Falcone ria pouco. No mundo onde nasceu e onde acabou por morrer, não há muito para rir. A terra é pobre, desprezada, era melhor se calhar ser independente para chorar sozinha, foi invadida por tipos de fora, desde que há memória mas Falcone acreditou em Roma. Ou não acreditou, mas acreditou que há uma Ordem qualquer, uma razão de ser para isto tudo. Alguns dos mais fiéis de Mussolini, até ao fim, eram sicilianos que, como se sabe, abriram a estrada para Roma aos Aliados, não sem antes matarem um comunista, Tresca, que se bateu contra Mussolini desde o princípio depois de Mussolini o deixar sair. Foi em Chicago mas o mafioso que votou contra, matou depois o tipo que mandou liquidar Tresca.

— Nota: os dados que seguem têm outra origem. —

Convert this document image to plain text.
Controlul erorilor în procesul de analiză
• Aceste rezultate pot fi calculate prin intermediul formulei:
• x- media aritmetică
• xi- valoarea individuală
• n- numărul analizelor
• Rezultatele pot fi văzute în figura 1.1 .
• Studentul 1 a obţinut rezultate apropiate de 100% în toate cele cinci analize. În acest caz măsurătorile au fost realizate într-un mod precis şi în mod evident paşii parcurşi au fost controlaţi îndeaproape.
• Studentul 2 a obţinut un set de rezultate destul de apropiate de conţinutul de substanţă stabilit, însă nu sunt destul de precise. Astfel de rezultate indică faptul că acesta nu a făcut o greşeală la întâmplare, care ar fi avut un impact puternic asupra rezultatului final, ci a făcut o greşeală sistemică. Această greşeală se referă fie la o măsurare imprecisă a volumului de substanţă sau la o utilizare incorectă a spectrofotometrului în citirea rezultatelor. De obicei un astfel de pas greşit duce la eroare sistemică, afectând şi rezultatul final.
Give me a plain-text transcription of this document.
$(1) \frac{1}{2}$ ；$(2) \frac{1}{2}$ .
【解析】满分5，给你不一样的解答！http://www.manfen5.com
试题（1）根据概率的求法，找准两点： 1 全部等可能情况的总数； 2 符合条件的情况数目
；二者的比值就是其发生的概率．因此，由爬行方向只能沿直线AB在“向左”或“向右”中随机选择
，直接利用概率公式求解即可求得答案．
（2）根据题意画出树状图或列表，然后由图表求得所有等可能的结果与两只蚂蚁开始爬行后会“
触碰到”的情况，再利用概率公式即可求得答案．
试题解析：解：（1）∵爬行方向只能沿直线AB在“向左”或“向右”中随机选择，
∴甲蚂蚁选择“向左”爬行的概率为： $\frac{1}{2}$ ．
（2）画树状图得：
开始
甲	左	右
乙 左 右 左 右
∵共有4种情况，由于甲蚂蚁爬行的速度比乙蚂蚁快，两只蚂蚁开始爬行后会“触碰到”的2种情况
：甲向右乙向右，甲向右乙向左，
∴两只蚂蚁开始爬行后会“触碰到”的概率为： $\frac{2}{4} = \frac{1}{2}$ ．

Os sicilianos de Mussolini eram juízes e advogados, meteram-se a soldados nas Brigadas Negras. Homens calados, quando chegavam às aldeias dos partiggiani, pediam para falar: deixavam-se ficar, de braços cruzados atrás das costas, expostos às balas fazendo os seus discursos pela honra da Itália, pela Ordem que era melhor que o caos, etc. Ninguém os ouvia mas tinham conseguido quebrar o seu silêncio interior, guardado de séculos, para cantarem aquelas palavras em que tinham acreditado. Muitas vezes era o seu último canto.
Aqui há pouco tempo, um destes sicilianos cansados de caos, que se recusou a pagar o pizzo, e andava com a cabeça a prémio, perguntaram-lhe numa entrevista porque fazia aquilo. Respondeu ao jornalista: porque quando morrer, tu terás de me amar.